Let's move on to the next verses (Chapter 2)

And Jonah was inside the fish for three days and three nights.
Then Jonah prayed to the LORD his God from inside the fish.
He said, "I cried out to the LORD in my great trouble, and he answered me.
I called to you from the land of the dead, and LORD, you heard me!
You threw me into the ocean depths, and I sank down to the heart of the sea.
The mighty waters engulfed me; I was buried beneath your wild and stormy waves.
Then I said, 'O LORD, you have driven me from your presence.
Yet I will look once more toward your holy Temple.'
"I sank beneath the waves, and the waters closed over me.
Seaweed wrapped itself around my head.
I sank down to the very roots of the mountains.
I was imprisoned in the earth, whose gates lock shut forever.
But you, O LORD my God, snatched me from the jaws of death!
As my life was slipping away, I remembered the LORD.
And my earnest prayer went out to you in your holy Temple.
Those who worship false gods turn their backs on all God's mercies.

But I will offer sacrifices to you with songs of praise, and I will fulfill all my vows.
For my salvation comes from the LORD alone."

Then the LORD ordered the fish to spit Jonah out onto the beach.

It has become apparent to me, in hindsight, that while I was in those "not my cup of tea" situations, that even though I was right where God wanted me to be, and I thought I was trying not to be like Jonah (flaking out), I was like Jonah.

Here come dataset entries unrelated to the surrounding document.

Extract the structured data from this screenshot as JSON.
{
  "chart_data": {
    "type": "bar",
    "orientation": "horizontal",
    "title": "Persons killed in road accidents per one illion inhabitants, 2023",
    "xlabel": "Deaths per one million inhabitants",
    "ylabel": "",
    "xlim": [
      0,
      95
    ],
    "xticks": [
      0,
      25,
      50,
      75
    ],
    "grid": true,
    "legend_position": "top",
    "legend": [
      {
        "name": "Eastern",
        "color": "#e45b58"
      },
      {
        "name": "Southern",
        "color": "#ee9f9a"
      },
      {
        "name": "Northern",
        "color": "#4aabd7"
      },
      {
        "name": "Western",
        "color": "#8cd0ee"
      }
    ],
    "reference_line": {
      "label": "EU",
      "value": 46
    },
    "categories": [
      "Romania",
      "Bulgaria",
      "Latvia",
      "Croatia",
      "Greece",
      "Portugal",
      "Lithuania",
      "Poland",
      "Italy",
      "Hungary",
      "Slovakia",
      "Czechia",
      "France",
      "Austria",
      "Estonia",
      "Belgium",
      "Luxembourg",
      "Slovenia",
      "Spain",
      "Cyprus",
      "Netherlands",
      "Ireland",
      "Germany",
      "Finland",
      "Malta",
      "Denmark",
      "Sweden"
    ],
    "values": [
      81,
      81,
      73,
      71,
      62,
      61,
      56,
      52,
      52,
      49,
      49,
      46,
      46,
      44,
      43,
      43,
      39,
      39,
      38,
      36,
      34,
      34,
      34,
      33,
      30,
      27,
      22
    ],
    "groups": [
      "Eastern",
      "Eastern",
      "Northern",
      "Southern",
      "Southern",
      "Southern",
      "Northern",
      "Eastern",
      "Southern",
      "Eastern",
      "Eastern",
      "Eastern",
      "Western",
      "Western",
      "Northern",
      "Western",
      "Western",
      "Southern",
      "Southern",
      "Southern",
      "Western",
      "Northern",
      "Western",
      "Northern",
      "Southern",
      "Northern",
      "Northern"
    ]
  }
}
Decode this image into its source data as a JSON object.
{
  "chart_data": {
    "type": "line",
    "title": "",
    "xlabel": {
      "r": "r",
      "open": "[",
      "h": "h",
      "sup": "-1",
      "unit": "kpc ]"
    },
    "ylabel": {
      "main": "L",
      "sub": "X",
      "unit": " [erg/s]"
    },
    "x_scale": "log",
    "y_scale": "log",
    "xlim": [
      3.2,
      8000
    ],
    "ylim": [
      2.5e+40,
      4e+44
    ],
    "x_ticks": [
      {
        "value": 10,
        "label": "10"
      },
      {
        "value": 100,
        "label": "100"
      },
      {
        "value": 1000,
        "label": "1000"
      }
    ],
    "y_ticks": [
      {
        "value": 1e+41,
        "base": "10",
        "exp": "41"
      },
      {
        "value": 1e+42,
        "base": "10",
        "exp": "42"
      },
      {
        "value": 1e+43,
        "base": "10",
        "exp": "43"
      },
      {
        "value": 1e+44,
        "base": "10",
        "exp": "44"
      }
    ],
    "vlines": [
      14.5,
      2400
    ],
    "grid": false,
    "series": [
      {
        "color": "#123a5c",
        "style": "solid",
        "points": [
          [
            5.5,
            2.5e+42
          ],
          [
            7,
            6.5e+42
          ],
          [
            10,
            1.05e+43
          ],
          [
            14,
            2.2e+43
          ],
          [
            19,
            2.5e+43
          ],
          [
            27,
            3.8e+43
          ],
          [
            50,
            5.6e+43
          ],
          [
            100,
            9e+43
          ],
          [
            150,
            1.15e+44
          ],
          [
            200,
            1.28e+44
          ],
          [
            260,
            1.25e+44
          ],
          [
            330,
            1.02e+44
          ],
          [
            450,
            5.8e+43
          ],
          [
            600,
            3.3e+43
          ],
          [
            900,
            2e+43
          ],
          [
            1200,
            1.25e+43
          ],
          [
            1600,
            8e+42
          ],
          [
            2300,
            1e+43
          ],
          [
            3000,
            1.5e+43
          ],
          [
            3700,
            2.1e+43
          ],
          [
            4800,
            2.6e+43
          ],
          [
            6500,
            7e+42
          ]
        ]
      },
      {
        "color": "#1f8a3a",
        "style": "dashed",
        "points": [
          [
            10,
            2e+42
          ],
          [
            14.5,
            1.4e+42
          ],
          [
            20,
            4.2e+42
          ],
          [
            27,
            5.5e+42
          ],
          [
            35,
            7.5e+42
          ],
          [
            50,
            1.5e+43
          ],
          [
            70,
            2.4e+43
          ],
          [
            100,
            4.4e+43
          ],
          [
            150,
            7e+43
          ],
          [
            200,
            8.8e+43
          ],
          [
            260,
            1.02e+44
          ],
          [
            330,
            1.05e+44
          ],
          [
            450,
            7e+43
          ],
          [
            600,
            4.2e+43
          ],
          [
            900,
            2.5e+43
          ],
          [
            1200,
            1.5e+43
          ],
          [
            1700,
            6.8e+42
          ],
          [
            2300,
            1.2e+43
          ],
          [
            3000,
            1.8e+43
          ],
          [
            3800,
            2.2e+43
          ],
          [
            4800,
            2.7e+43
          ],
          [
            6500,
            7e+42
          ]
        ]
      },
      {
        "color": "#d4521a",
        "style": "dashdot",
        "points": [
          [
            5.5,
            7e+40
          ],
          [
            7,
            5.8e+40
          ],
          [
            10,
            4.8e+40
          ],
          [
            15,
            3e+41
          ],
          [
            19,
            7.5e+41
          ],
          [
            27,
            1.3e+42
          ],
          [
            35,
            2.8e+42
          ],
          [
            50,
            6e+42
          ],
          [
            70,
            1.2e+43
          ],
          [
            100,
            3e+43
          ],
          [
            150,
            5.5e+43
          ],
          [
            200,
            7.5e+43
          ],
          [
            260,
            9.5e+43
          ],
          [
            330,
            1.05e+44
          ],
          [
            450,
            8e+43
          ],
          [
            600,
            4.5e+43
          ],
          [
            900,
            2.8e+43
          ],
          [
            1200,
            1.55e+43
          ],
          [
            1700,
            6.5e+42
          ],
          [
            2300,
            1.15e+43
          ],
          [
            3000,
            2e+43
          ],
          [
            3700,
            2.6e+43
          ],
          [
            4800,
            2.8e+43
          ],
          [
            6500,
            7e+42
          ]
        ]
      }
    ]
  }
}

As I look back, I can see parts of my life where I was right where God wanted me to be, but it was in the belly of a great fish.

Remember? God arranged for the great fish to swallow Jonah. It was right where Jonah needed to be. It is really hard to avoid God when you are in the belly of a fish (this is coming from the one who can't even stand to think about the "fish section"* at the grocery store). It took him three whole days, but when Jonah finally cried out to God, and basically renewed his vows, then God ordered the fish to spit him back out again. Sometimes (or a lot of times), it takes a lot to get my attention. But after some time in a fish, after some time to cry out to God -- to regain perspective...to remember who(se) you are...after that, you are then totally more equipped than you were before.

Jonah goes on to do the task that the Lord called him to do. He finally obeys...and when it doesn't go the way he expected, he is pissed at God (Joanh 3 and 4). How much am I like Jonah! But that is another story for another time. I have already unpacked enough for now.




*The fish section of the store. Here, in most grocery stores, in the place where you can get most meat, you can also get fish (I guess, also a meat). But the fish are in this huge tank, still living, just crammed in there. And they smell fishy. I can smell them several aisles away. Some days the smell is too much to bear, and my gag reflex kicks in. In all reality, if I were swallowed by a great fish, ...oh man, I don't even want to imagine it.